No importa que la mano haya salido por la ventana, quizás para controlar la temperatura de la noche, o ejercitando un saludo vago, a la nada, al aire. La luz se apaga. Sobre mi cuerpo el cuerpo de Julián se desnuda, tarde, y recomienza. Hubo un momento de no saber, y quizás está siendo ahora en que me penetra sin saber dónde o cómo ha quedado su cara enredada en mi pelo. Lo que se sabe es la lógica del movimiento, el calor y la transpiración, el dolor que asciende desde más atrás y que persiste mientras él o yo vamos buscando algún fondo al que pueda llegarse. La luz de la ventana se enciende. Sería perverso continuar el juego, sería como terminar de ahogar la cara que está ahí atrás, entre la almohada y mi cabeza, como un fantasma que habla en otro idioma y me grita mientras Julián, allá arriba, se pierde en su propio placer. Pienso, qué lejos que estamos del otro cuando cada uno está ensimismado, al pie del abismo y cayendo, cada uno, tan solo. La mano extiende una toalla mojada, abre uno de los broches y la cuelga de una de las puntas, saca también una media y la cuelga rápido para terminar de acomodar la otra punta suelta de la toalla. Estamos, sin embargo, tan lejos como cuando nos empujamos con la rodilla o con los codos en la mesa ratona. Quiero decir, Julián termina y se queda todavía adentro unos segundos. Así, con su cuerpo relativamente grande, parece sin embargo una araña que acaba de morirse. Yo estoy relajada.

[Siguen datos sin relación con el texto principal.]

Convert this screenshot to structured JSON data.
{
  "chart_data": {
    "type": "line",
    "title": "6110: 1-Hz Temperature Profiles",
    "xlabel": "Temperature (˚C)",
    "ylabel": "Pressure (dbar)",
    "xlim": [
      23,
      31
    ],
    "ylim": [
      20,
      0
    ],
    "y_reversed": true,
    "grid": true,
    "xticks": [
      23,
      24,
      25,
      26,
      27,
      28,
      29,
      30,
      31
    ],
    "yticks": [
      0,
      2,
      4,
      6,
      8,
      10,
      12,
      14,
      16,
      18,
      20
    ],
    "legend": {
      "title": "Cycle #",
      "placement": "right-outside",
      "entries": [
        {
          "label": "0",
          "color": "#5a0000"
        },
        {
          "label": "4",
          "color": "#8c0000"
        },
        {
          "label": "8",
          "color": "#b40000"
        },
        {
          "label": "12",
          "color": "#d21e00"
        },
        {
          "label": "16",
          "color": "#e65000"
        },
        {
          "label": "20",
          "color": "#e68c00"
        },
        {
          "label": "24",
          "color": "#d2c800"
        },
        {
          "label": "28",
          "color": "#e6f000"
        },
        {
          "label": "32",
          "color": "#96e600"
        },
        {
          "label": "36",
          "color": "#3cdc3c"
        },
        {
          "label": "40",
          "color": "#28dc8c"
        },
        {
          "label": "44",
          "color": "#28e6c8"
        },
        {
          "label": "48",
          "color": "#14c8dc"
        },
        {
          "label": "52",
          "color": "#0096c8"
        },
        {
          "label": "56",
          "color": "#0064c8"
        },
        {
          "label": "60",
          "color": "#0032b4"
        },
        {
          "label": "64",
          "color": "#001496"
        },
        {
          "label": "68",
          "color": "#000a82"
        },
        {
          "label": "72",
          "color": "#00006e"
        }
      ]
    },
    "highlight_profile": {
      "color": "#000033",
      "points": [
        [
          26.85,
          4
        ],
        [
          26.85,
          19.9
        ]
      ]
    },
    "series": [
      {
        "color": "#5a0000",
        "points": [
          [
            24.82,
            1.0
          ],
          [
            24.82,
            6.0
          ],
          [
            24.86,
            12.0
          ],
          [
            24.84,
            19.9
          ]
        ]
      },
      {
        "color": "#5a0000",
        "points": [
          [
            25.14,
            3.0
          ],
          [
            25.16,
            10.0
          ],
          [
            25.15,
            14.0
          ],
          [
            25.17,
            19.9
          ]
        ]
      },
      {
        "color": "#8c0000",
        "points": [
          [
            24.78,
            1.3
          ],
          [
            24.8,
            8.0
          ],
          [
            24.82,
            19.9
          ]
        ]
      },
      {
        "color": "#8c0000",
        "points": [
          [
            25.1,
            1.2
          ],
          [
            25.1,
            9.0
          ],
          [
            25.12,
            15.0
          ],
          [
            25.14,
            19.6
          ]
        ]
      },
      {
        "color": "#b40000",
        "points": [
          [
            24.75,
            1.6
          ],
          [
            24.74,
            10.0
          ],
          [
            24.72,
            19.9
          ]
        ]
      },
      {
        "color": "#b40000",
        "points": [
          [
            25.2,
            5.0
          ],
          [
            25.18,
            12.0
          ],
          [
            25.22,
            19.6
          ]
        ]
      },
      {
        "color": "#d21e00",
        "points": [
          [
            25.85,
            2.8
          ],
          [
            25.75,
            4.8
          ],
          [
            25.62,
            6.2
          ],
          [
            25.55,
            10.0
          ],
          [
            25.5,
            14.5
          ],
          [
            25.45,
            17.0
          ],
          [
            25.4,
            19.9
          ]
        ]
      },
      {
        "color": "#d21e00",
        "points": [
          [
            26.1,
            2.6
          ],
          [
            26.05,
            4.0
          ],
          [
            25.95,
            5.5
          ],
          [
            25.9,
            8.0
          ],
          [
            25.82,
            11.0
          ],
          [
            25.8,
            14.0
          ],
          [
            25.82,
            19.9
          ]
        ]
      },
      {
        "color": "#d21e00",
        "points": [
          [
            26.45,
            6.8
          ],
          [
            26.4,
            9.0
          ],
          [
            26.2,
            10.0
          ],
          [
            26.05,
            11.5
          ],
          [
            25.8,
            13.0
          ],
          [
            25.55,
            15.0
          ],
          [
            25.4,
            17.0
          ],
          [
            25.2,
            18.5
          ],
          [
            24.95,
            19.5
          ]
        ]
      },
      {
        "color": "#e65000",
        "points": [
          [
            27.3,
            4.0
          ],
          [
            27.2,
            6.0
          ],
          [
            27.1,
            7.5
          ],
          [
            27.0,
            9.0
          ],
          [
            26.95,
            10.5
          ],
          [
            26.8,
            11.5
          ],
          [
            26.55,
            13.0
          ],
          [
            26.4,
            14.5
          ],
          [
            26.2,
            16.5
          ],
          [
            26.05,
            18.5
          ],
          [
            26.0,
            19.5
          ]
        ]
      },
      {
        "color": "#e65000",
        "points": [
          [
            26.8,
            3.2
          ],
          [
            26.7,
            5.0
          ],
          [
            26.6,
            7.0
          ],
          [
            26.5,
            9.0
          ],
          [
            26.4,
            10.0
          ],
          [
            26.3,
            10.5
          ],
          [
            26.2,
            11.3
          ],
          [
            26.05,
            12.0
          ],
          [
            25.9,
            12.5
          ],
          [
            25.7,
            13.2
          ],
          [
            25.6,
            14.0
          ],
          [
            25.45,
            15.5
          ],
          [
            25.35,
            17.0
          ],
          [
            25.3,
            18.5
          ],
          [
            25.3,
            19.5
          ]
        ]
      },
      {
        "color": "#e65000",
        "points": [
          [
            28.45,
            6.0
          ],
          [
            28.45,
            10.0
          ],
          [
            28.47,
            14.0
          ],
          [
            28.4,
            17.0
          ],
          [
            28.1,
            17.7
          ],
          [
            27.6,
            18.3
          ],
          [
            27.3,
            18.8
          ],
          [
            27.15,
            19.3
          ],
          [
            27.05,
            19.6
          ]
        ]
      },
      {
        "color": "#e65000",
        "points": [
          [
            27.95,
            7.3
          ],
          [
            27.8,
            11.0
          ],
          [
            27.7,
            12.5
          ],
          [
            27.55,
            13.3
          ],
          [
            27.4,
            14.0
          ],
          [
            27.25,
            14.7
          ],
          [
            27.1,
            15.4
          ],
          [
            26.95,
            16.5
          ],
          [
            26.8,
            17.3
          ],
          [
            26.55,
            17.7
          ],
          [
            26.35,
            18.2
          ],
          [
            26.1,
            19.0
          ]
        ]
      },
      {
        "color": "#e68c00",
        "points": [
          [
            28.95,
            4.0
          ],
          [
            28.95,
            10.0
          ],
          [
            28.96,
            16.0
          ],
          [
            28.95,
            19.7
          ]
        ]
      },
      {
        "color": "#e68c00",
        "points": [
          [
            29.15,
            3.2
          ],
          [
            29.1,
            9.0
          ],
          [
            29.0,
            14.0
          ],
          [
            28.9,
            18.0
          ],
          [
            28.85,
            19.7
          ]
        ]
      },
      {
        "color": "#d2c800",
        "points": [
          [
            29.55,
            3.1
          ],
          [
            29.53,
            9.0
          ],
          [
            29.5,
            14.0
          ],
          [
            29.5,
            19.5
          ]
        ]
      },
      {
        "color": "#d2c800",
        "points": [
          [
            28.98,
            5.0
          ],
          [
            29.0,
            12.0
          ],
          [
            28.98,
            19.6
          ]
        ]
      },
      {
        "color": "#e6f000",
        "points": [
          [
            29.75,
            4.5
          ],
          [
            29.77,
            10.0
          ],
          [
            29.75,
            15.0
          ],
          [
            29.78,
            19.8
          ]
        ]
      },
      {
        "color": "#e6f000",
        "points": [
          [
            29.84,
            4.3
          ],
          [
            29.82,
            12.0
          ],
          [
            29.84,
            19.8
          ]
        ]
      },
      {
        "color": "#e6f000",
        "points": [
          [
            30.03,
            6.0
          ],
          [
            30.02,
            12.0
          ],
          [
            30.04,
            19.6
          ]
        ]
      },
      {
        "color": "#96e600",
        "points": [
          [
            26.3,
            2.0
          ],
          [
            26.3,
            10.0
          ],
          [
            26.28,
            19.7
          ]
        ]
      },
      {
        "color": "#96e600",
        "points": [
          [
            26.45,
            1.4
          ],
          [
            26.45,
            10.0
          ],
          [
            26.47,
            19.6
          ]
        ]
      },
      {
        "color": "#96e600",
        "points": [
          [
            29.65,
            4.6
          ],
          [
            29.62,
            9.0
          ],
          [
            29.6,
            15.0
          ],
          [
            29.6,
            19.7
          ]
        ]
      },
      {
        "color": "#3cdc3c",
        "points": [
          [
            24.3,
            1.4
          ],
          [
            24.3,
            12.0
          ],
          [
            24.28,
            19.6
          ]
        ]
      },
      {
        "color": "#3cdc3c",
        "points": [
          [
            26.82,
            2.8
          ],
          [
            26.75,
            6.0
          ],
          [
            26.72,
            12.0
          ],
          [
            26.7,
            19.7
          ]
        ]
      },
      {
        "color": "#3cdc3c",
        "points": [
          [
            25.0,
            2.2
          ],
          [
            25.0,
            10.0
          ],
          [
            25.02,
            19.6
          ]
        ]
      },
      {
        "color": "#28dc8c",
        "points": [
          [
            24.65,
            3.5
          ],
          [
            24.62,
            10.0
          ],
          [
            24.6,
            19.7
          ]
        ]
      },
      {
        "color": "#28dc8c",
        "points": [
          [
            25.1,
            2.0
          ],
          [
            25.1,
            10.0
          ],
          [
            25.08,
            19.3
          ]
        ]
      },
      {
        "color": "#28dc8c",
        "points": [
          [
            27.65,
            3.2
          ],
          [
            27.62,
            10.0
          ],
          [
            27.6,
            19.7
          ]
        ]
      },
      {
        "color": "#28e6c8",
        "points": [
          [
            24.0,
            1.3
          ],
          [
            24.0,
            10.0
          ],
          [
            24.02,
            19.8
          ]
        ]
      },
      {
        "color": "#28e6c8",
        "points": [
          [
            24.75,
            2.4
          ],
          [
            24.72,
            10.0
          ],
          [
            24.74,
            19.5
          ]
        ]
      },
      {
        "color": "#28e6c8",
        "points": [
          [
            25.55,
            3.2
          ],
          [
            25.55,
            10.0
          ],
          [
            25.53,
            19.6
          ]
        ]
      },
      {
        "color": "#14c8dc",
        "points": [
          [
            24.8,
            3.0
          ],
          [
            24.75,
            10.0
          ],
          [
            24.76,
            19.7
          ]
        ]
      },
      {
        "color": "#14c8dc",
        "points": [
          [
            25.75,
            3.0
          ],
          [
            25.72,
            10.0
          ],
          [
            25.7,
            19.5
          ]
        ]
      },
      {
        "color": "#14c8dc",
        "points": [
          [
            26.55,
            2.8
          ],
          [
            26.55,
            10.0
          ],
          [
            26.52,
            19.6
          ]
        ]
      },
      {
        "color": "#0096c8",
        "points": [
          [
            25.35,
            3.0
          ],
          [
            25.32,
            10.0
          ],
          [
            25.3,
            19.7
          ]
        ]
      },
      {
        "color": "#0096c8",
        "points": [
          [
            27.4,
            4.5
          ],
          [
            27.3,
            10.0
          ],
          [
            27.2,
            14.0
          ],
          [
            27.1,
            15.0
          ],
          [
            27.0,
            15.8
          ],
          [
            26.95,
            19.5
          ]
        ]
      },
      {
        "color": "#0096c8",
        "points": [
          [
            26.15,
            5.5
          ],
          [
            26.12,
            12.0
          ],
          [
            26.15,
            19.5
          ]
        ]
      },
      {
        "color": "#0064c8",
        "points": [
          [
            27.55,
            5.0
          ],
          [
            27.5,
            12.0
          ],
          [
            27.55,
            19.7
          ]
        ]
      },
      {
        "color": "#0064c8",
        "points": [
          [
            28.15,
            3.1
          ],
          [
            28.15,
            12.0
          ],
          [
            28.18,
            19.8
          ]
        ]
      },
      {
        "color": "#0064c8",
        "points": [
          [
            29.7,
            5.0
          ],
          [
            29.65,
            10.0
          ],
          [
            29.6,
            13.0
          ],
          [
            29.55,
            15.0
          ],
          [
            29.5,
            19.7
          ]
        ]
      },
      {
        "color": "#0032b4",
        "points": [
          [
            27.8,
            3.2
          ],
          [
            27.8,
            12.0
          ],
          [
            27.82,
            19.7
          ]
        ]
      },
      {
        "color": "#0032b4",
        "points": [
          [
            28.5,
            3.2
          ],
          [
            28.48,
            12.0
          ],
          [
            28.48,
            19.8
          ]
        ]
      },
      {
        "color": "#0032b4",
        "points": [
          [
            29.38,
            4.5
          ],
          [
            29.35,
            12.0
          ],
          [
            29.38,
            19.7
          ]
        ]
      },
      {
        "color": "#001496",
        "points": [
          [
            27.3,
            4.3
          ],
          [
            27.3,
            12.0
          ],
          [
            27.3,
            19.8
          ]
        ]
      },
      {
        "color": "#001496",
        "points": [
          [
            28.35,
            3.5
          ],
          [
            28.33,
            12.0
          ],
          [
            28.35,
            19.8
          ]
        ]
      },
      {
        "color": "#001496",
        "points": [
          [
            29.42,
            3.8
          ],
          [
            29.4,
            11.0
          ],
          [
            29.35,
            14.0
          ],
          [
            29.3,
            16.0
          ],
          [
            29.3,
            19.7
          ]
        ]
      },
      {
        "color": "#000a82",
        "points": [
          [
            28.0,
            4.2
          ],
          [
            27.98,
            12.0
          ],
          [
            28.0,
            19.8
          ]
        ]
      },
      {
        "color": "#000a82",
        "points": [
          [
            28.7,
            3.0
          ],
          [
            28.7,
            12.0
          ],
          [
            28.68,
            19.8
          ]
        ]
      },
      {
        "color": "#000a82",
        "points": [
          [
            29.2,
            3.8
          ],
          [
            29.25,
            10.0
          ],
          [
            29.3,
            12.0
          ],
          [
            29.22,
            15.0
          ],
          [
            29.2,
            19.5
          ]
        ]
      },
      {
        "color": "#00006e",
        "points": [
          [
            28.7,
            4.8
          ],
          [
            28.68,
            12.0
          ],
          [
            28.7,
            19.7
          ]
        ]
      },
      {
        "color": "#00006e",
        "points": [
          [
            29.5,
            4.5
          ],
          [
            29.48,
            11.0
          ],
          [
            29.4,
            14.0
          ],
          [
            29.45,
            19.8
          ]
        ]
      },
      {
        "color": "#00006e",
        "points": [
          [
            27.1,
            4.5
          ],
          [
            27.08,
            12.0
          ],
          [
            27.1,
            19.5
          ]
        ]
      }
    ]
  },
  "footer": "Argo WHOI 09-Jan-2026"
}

Termino de sacarme la ropa que me había quedado mal puesta y me corro hacia el lugar más seco de la cama.

1 comentario:

Lápiz Azul dijo...

Es muy bueno como llevás el relato, como dejás huecos o cosas que uno va completando en su cabeza por si solo, o que directamente desaparecen en el aire porque dejan de importar. La secuencia es tan detallada y precisa, digamos que se mueve por el detalle, los gestos y movimientos, que la acción general deja de importar. De a poco el tiempo transcurre más lento, todo se pone en cámara lenta y aumenta la descripción. Y la luz, o el brazo en ese dialogo con ese otro que nos corre aún más del centro, me lleva al pensar que entendí tu sentimiento.